Tiga Puluh Tujuh

1.4K 81 13
                                    

⚠️Warning : 4K+ words hadir untuk mengisi kerinduan. Harap dibaca satu-satu ya. Jangan lupa beri jejak agar aku tahu kalau masih ada yang menanti ceritaku.  Thanks and luv!⚠️

• • •

“Yuz!"

Suara seseorang yang sudah sangat familiar membuat langkah sang pemilik nama terhenti. Yuza membalikkan badan dan mendapati Tika sedang berlari. Kebiasaan. Kalau misalkan kesandung batu dan—

Dukk!

Tuh kan baru juga diomongin.

Tika hanya menyengir seperti bocah polos, padahal ia baru saja tersandung batu karena tanah yang ia pijaki ini tidak rata. Salahnya juga sih, sudah tau jalanan bobrok begitu masih saja lari-larian. Namanya juga Tika.

Tak habis pikir dengan yang ada dipikiran Tika, sebagai teman yang baik Yuza langsung membalikkan badan lalu kembali melanjutkan langkahnya ke sekolah. Melihat dirinya ditinggalkan, Tika langsung berteriak seolah urat malunya sudah putus.
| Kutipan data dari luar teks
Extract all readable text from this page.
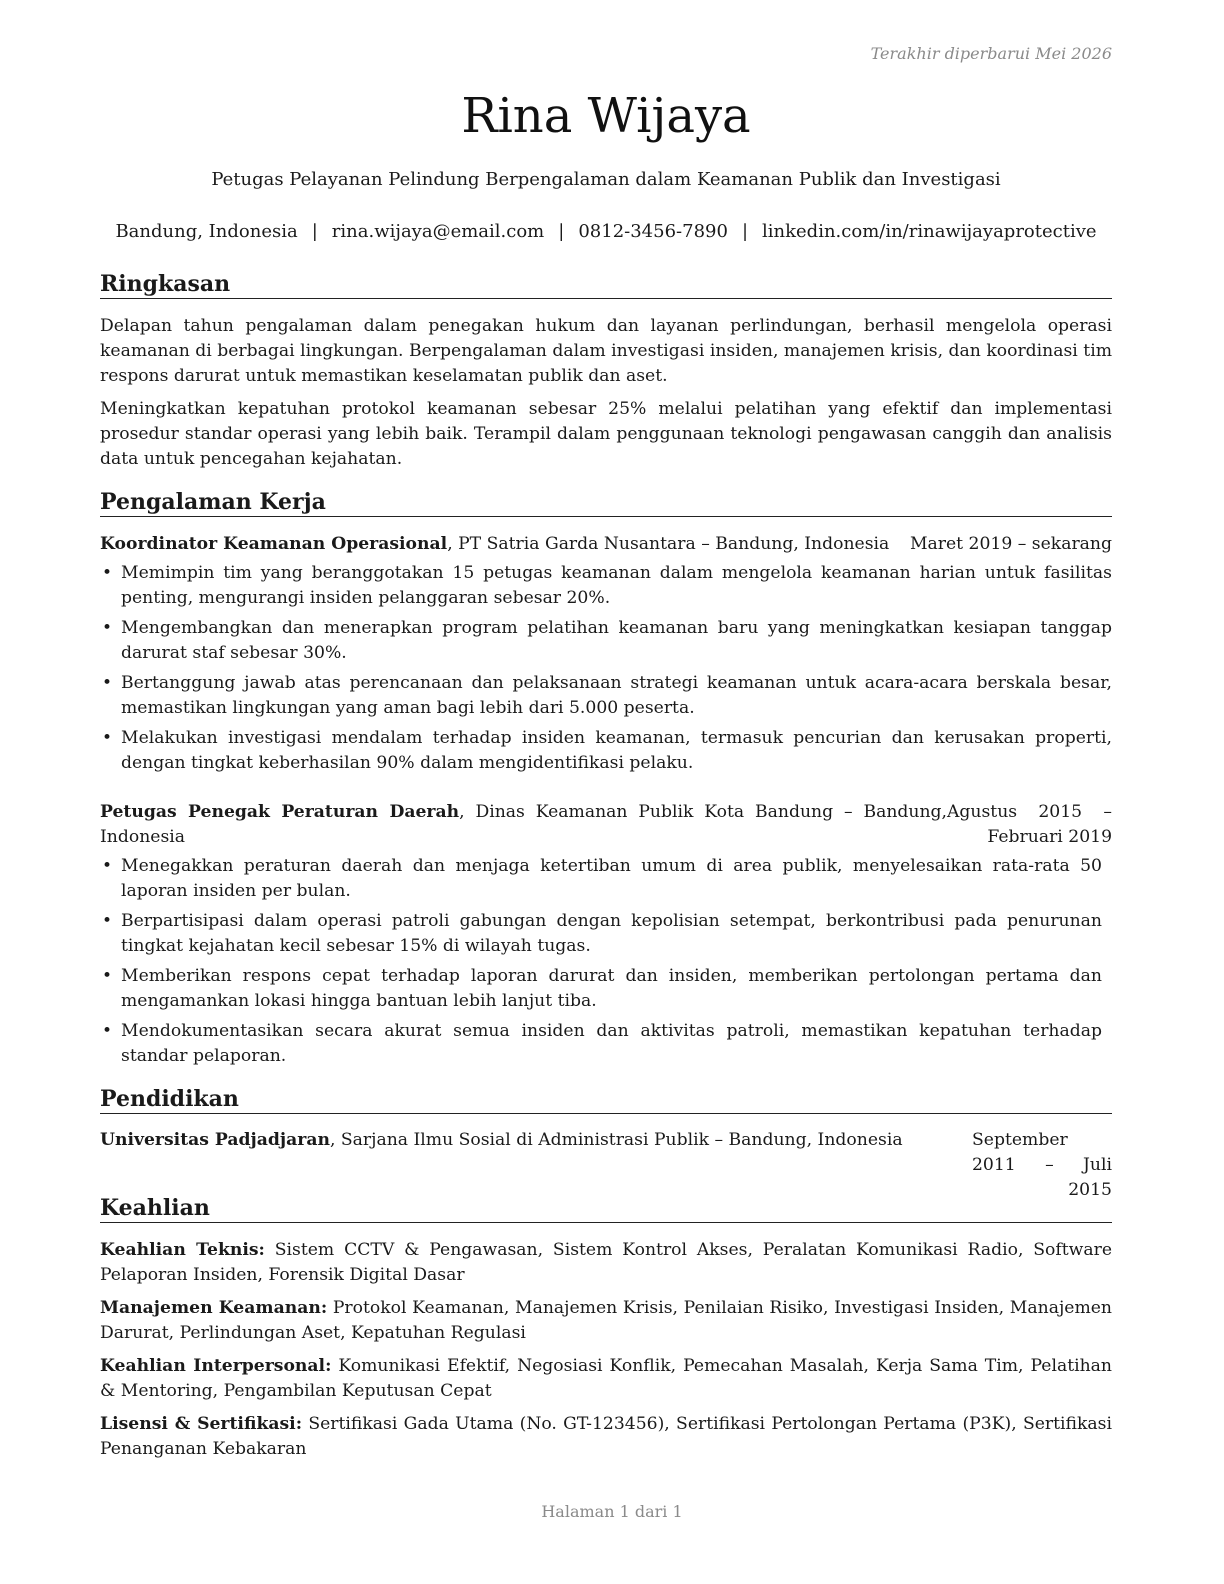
Terakhir diperbarui Mei 2026
Rina Wijaya
Petugas Pelayanan Pelindung Berpengalaman dalam Keamanan Publik dan Investigasi
Bandung, Indonesia | rina.wijaya@email.com | 0812-3456-7890 | linkedin.com/in/rinawijayaprotective
Ringkasan

Delapan tahun pengalaman dalam penegakan hukum dan layanan perlindungan, berhasil mengelola operasi keamanan di berbagai lingkungan. Berpengalaman dalam investigasi insiden, manajemen krisis, dan koordinasi tim respons darurat untuk memastikan keselamatan publik dan aset.

Meningkatkan kepatuhan protokol keamanan sebesar 25% melalui pelatihan yang efektif dan implementasi prosedur standar operasi yang lebih baik. Terampil dalam penggunaan teknologi pengawasan canggih dan analisis data untuk pencegahan kejahatan.

Pengalaman Kerja
Koordinator Keamanan Operasional, PT Satria Garda Nusantara – Bandung, Indonesia	Maret 2019 – sekarang
• Memimpin tim yang beranggotakan 15 petugas keamanan dalam mengelola keamanan harian untuk fasilitas penting, mengurangi insiden pelanggaran sebesar 20%.
• Mengembangkan dan menerapkan program pelatihan keamanan baru yang meningkatkan kesiapan tanggap darurat staf sebesar 30%.
• Bertanggung jawab atas perencanaan dan pelaksanaan strategi keamanan untuk acara-acara berskala besar, memastikan lingkungan yang aman bagi lebih dari 5.000 peserta.
• Melakukan investigasi mendalam terhadap insiden keamanan, termasuk pencurian dan kerusakan properti, dengan tingkat keberhasilan 90% dalam mengidentifikasi pelaku.
Petugas Penegak Peraturan Daerah, Dinas Keamanan Publik Kota Bandung – Bandung, Indonesia
Agustus 2015 – Februari 2019
• Menegakkan peraturan daerah dan menjaga ketertiban umum di area publik, menyelesaikan rata-rata 50 laporan insiden per bulan.
• Berpartisipasi dalam operasi patroli gabungan dengan kepolisian setempat, berkontribusi pada penurunan tingkat kejahatan kecil sebesar 15% di wilayah tugas.
• Memberikan respons cepat terhadap laporan darurat dan insiden, memberikan pertolongan pertama dan mengamankan lokasi hingga bantuan lebih lanjut tiba.
• Mendokumentasikan secara akurat semua insiden dan aktivitas patroli, memastikan kepatuhan terhadap standar pelaporan.
Pendidikan
Universitas Padjadjaran, Sarjana Ilmu Sosial di Administrasi Publik – Bandung, Indonesia	September 2011 – Juli 2015
Keahlian

Keahlian Teknis: Sistem CCTV & Pengawasan, Sistem Kontrol Akses, Peralatan Komunikasi Radio, Software Pelaporan Insiden, Forensik Digital Dasar

Manajemen Keamanan: Protokol Keamanan, Manajemen Krisis, Penilaian Risiko, Investigasi Insiden, Manajemen Darurat, Perlindungan Aset, Kepatuhan Regulasi

Keahlian Interpersonal: Komunikasi Efektif, Negosiasi Konflik, Pemecahan Masalah, Kerja Sama Tim, Pelatihan & Mentoring, Pengambilan Keputusan Cepat

Lisensi & Sertifikasi: Sertifikasi Gada Utama (No. GT-123456), Sertifikasi Pertolongan Pertama (P3K), Sertifikasi Penanganan Kebakaran

Halaman 1 dari 1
“Yuza kampret! Tungguin aingggg.. “

Lengkingan suara Tika selalu sukses menarik perhatian banyak orang. Bahkan seorang pria paruh baya yang dilewati Yuza sampai menegur hingga langkah Yuza terhenti. “Neng, itu temennya manggilin.”

Yuza hanya merenspon dengan senyum menahan malu. “Saya mah gak kenal sama dia, Pak, hehe. Duluan ya, Pak.”

Dengan kemampuan berlari cepat yang dimiliki Tika, tentu sangatlah mudah mengejar langkah Yuza yang terlampau sangat pendek untuk diraih. “Yuz! Astagfirullah zholim banget manusia yang meninggalkan temannya ini.”

Mendengar sabdaan ngaco Tika barusan membuat Yuza tertawa. “Bisa gak sih lo gak bertingkah aneh sehariiii aja?!”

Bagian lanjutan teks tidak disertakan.